Louisville woman shares cancer story ahead of Oaks Pink Out Survivors Parade
Ahead of Friday's Kentucky Oaks Pink Out, Paula Miller is sharing her recent journey before she walks in her first Survivors Parade.
LOUISVILLE, Ky. (WDRB) -- Churchill Downs will soon be decorated in pink and filled with breast and ovarian cancer survivors.
Ahead of Friday's Kentucky Oaks Pink Out, Paula Miller is sharing her very recent journey with Norton Cancer Institute, before she walks in her first Survivors Parade.
Full of pep, Miller wasn't feeling like her energetic self early last year. She went to the emergency room after waking up in the middle of the night. "Within 45 minutes of arriving, I found out I had cancer," Miller said.
In January of 2017, Miller was diagnosed with stage four liver cancer. "My reaction was shock and my husband's reaction, he just totally fell apart," Miller said.
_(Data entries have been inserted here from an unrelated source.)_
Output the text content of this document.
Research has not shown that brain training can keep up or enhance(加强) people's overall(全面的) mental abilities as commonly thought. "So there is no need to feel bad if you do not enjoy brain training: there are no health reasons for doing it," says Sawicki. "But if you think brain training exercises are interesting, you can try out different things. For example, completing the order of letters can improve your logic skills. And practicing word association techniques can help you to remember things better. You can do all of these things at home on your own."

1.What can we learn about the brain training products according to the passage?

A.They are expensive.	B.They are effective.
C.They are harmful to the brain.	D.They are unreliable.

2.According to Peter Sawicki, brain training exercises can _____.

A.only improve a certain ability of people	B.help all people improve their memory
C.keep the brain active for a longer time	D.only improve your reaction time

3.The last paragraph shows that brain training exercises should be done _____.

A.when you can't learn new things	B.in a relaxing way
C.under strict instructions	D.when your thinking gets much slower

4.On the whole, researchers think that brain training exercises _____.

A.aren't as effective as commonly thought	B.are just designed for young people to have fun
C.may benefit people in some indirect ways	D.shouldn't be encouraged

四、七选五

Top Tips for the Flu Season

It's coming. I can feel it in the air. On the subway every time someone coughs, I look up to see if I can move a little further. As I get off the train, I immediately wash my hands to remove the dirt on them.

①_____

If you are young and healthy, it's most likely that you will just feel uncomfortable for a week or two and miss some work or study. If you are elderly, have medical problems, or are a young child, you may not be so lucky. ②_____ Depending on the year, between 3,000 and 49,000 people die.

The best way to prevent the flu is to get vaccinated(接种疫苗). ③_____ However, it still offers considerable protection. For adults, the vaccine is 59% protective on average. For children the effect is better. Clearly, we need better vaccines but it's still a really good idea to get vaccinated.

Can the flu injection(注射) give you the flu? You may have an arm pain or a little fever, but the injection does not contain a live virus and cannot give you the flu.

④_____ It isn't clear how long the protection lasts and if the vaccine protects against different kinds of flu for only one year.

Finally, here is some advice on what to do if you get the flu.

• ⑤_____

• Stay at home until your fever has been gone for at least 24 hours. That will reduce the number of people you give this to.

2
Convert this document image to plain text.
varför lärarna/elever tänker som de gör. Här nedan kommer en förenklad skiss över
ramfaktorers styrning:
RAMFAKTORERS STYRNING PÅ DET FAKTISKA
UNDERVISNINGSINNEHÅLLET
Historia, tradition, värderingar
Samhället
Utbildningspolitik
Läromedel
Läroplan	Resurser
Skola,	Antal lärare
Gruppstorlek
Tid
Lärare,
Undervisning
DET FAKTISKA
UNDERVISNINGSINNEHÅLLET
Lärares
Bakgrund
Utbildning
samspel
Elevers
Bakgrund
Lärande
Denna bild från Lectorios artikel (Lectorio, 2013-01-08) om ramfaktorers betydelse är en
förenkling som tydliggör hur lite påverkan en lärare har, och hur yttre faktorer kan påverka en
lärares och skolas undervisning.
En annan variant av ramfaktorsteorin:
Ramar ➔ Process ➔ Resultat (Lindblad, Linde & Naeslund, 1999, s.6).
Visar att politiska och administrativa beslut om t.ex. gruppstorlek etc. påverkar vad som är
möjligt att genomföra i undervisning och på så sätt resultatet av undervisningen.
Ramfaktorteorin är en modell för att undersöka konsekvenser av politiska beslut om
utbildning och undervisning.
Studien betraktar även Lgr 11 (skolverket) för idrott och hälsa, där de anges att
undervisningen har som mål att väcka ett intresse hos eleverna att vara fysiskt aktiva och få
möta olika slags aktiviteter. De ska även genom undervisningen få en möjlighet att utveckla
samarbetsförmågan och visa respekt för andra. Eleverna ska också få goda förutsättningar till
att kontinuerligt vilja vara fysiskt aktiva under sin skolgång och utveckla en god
The cancer was everywhere. "Now the task was to find out where it originated and that took a long time," Miller said.
Her doctors did several tests and biopsies to rule out what they could. "For being the upbeat, positive, busy person, I went to being, 'don't talk to me, don't call me, don't have a light on in the room,'" Miller said.
She did a molecular DNA test that revealed breast cancer that had spread. "Never missed a mammogram in my entire life, from 40, for the last 20 years. I've had a mammogram every year, never felt a lump still never felt a lump."
It was actually better news. At least, her cancer was treatable. "One of the hospital doctors had come into my room and she just said, 'well I'm glad you have something we can take care of,' and I mean I was laying in the bed like this. She's sitting over here and I'm like, 'what?! You think I'm going to get better?' and she said, 'sure you are. You're going to get better,'" Miller recalls.
The retired teacher was feeling like herself again. It was at one of many doctor trips to Norton Cancer Institute, she sparked an idea. "If they can treat it, I can beat it. I don't know how I thought that up, but I did. So, when I told him that, he [doctor] said, 'I like that. That sounds like a t-shirt.'"
With only donations, Miller has dropped off t-shirts made for all cancer patients to every local cancer resource center. Some have even been sent around the country and to England. "If somebody had handed me a shirt, that would have been hope," Miller said.
As fast as her cancer had shown up, is as fast as it has gone. Miller went into remission on May 19 of last year.
"I don't feel like a person who has cancer. I don't know. I've told my doctors that I'm a very, very lucky person. Very. If I didn't have cancer, I'd just be the luckiest person I know," Miller said.
Miller has walked in other parades to show support for her friends. "It's just like, it hit me. I'm here, because I'm the one with the breast cancer it's so hard to wrap my head around that now that I feel well."
Friday, she'll join others on the historic racetrack in solidarity. One hundred forty-four people will walk in the 10th annual parade. Oaks Day Pink Out benefits Norton Cancer Institute's Breast Health Program through a three-year partnership with Churchill Downs and Derby Divas. The selected survivors will also receive two complimentary reserved seats for the Kentucky Oaks, courtesy of Churchill Downs, according to its website.
Miller is sharing her survival story, just in case it can help. "The best advice I can say is if you don't feel right, if something doesn't feel right, act on it, even if you just had blood work three or four months before, because look at me, perfect blood work in September, horrible blood work in January."